«Если ты джентльмен, так тебя учить нечему, тебе достаточно того, что ты знаешь. А если ты не джентльмен, то знания тебе только во вред».
С юности – с «Тарусских страниц» (1961) – я люблю коржавинские стихи:
От дурачеств, от ума ли
Жили мы с тобой, смеясь,
И любовью не назвали
Кратковременную связь,
Приписав блаженство это
В трудный год после войны
Морю солнечного света
И влиянию весны.
Что ж! Любовь смутна, как осень,
Высока, как небеса…
Ну а мне б хотелось очень
Жить так просто и писать.
Но не с тем, чтоб сдвинуть горы,
Не вгрызаться глубоко,
А как Пушкин про Ижоры —
Безмятежно и легко.
Здесь замечательна заявка сразу на две труднейшие задачи – не назвать блаженную связь любовью и писать так просто, не вгрызаясь глубоко. (Сколько раз казалось, что любимое стихотворение или рассказ можно разобрать на двух-трех страницах, а получалась длиннейшая статья.)
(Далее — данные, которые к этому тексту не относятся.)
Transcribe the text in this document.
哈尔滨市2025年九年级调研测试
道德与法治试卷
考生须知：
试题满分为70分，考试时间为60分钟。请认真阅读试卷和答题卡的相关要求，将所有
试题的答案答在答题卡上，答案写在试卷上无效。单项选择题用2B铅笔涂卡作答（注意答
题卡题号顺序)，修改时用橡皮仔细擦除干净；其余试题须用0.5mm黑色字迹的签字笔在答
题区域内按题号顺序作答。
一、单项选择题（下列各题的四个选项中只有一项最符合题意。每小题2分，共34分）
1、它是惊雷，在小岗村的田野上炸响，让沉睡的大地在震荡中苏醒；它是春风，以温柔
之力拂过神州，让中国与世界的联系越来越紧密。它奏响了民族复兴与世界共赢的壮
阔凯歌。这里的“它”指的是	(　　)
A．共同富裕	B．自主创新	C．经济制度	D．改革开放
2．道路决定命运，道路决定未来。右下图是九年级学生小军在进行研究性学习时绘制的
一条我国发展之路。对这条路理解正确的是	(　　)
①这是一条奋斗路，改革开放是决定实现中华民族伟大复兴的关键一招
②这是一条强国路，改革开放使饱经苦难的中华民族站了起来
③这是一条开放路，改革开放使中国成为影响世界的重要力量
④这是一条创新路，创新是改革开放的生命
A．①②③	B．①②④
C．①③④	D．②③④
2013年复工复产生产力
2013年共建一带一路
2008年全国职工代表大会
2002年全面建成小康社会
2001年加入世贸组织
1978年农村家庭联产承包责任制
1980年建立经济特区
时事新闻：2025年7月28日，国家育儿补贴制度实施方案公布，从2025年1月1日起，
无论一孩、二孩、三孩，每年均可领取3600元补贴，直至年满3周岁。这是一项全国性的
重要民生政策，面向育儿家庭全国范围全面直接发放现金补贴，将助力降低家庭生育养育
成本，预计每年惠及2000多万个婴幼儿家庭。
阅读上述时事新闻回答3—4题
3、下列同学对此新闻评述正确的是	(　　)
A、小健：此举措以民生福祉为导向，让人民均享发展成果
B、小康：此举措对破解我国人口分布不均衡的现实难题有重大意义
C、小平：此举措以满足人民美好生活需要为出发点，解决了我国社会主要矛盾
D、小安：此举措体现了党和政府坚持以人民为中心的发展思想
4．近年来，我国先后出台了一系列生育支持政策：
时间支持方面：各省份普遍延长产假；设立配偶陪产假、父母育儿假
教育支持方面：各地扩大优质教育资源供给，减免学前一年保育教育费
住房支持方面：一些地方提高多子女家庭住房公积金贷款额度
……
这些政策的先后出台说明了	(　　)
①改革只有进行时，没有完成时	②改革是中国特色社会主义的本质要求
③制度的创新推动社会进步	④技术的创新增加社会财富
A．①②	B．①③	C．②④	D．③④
Ориентиром Коржавину служит, как всегда, Пушкин, обещающий влюбиться не раньше чем через год, да и то ненадолго:
Но колен моих пред вами
Преклонить я не посмел
И влюбленными мольбами
Вас тревожить не хотел.
Упиваясь неприятно
Хмелем светской суеты,
Позабуду, вероятно,
Ваши милые черты,
Если ж нет… по прежню следу
В ваши мирные края
Через год опять заеду
И влюблюсь до ноября.
(«Подъезжая под Ижоры…»)
Коржавин написал свое стихотворение в 1947-м, но в том же году был арестован, и в печати оно появилось лишь полтора десятка лет спустя. Проект жить так просто и писать оказался чересчур безмятежным.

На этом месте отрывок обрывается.